United Bank for Africa (UBA) Plc has made a significant leap in its financial performance, reporting a 166% surge in its first-quarter profit to N143 billion.

The details, disclosed in the financial services group’s unaudited report for the first quarter, showed a robust growth trajectory despite challenging market conditions.

This surge translates to a 169.4% year-on-year increase in earnings per share (EPS) to N3.96 in the first three months of the year, up from N1.47 reported in the same quarter of 2023.

According to the financial results, interest income rose by 129.7% year on year to N440.76 billion. The bank also witnessed a significant uptick in investment, reporting a 147.1% year-on-year growth.

UBA’s interest expense saw an increase of 93.9% year on year to N140.09 billion. This was attributed to higher costs incurred on deposits from customers, deposits from financial institutions, and borrowings.

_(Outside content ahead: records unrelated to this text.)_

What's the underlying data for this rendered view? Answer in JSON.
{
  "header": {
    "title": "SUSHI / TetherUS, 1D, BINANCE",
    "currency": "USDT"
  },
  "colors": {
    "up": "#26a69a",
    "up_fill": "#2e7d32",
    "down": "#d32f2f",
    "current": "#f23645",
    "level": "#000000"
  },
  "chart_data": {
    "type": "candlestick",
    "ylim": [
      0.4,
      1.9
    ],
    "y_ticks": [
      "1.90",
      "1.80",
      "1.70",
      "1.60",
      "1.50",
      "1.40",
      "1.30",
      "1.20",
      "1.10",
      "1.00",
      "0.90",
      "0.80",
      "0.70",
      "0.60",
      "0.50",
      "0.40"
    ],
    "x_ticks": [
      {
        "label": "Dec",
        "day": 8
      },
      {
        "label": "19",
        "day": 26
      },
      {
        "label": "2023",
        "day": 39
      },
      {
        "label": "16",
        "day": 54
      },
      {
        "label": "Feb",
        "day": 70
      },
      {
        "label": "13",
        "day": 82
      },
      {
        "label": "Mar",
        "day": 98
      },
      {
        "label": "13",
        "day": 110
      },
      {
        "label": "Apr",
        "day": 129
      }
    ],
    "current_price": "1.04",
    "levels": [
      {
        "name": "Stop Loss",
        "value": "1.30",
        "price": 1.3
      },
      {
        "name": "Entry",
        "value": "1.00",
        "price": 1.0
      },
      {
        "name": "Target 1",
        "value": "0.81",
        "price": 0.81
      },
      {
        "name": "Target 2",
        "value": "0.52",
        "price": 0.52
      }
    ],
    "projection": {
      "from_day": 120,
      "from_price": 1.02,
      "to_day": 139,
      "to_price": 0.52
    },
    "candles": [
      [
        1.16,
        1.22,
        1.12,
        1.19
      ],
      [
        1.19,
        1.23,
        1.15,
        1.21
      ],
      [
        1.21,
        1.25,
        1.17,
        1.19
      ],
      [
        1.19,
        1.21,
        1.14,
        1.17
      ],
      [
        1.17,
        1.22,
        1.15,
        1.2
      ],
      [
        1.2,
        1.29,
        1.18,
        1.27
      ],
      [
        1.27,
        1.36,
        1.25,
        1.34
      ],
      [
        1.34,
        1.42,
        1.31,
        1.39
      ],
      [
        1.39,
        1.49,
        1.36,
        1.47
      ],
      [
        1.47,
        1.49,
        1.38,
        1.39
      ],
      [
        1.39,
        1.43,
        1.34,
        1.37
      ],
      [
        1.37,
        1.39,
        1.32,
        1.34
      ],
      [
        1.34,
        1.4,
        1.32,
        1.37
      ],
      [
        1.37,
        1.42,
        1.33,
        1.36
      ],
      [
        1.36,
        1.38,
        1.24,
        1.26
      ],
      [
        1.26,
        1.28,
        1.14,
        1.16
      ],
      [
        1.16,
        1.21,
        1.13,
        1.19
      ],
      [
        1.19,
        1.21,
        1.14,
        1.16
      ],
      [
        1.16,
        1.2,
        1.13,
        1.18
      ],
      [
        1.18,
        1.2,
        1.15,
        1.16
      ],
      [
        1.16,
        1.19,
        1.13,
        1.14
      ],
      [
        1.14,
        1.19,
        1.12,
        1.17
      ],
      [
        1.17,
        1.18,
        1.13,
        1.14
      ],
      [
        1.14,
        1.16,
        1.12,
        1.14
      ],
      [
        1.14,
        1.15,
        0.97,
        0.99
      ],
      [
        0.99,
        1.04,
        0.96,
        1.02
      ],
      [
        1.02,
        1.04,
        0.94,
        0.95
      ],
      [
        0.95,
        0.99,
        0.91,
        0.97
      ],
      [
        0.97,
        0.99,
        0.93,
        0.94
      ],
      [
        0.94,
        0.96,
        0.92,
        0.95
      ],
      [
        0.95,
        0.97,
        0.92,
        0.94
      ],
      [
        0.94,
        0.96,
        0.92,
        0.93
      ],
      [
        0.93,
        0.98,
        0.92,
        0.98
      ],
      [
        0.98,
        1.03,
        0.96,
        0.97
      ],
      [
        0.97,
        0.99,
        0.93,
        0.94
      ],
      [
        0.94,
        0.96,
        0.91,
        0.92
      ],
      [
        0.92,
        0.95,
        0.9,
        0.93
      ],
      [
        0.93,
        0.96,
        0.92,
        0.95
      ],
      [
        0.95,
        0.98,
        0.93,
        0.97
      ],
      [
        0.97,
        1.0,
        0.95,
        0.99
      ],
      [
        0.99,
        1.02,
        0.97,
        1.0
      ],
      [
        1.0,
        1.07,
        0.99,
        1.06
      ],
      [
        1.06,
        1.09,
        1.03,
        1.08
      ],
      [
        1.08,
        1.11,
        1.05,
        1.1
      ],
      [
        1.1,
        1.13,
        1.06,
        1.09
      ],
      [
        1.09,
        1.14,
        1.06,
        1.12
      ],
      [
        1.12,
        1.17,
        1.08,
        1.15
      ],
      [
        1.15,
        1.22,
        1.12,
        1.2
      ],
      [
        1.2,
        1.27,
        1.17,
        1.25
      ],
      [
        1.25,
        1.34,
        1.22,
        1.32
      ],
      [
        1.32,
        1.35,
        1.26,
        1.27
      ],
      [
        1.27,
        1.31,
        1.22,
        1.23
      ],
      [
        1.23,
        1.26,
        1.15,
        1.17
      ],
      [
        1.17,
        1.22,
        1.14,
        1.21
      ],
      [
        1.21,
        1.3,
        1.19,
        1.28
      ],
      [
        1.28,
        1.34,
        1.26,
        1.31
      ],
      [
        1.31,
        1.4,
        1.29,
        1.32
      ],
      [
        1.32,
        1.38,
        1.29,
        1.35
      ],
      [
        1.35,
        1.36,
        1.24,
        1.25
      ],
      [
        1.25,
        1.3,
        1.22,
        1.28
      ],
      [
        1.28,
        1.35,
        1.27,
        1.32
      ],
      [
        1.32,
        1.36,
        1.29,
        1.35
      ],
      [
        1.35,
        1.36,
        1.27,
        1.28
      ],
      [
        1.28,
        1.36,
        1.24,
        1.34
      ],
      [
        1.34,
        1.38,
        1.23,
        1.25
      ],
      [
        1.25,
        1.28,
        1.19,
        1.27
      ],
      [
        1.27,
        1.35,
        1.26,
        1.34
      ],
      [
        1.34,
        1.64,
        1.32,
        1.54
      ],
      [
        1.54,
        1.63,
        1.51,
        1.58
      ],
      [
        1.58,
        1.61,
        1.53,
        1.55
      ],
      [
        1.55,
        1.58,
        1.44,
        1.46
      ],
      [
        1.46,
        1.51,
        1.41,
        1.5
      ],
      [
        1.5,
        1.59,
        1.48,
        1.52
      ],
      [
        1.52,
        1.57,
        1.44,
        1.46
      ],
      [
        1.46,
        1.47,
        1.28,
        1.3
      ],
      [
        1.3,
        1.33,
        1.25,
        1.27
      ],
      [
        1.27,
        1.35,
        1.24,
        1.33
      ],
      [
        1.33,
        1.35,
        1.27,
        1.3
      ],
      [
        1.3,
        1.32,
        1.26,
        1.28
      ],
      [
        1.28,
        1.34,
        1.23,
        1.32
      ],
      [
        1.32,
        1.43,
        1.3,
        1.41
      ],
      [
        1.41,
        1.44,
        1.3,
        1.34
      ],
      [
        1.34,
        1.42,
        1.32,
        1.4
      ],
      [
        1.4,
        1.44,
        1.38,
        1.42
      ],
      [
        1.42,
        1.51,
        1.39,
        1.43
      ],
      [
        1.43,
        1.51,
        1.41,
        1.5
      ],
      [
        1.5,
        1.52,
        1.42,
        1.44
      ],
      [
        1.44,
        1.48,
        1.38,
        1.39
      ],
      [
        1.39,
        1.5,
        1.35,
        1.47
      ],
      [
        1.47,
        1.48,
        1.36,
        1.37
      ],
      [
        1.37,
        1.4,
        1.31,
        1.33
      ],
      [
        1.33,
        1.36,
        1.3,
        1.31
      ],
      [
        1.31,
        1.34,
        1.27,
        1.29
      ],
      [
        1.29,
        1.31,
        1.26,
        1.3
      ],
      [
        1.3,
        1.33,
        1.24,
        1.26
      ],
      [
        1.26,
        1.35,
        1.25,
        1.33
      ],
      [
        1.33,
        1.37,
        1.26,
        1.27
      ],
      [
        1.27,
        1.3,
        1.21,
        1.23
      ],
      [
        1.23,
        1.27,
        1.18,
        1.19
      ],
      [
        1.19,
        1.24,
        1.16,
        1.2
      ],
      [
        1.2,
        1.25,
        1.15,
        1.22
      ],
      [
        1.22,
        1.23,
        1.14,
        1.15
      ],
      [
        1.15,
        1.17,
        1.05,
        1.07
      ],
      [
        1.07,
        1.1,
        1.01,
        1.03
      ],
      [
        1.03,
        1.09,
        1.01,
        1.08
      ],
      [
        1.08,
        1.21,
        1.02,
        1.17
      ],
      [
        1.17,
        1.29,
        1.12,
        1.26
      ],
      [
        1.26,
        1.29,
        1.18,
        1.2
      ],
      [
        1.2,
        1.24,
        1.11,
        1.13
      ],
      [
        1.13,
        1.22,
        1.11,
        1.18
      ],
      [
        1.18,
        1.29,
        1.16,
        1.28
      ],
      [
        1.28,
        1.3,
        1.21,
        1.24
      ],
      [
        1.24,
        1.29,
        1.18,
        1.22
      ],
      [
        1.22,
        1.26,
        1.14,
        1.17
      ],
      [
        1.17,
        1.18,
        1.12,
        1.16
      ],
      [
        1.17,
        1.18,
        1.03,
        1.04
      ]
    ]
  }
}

Despite this, customers’ deposits grew by 112.6% year on year to N18.38 trillion.

Net interest income also grew by 151.3% year on year to N300.68 billion from about N120 billion in the previous year.

Furthermore, non-interest income advanced by 38.9% year on year to N77.91 billion, fueled by expansions in net fees and commission income and net FX trading income.

At the end of Q1, UBA’s operating income stood at N373.31 billion, a 122.5% year-on-year increase.

However, operating expenses saw an uptick of 104.1% year on year, driven by expansions in employee benefits, regulatory costs, and inflationary pressures.

Despite these challenges, the group’s profit-before-tax surged by 154.7% year on year to N156.34 billion from N61.37 billion a year ago.

Net profit also increased by 166.1% year on year to N142.58 billion from N53.59 billion in the previous year.

UBA’s stellar performance in the first quarter underscores its resilience, strategic positioning, and commitment to delivering value to shareholders amid evolving market dynamics. As the bank continues to navigate challenges and seize opportunities, it remains poised for sustained growth and value creation in the financial services sector.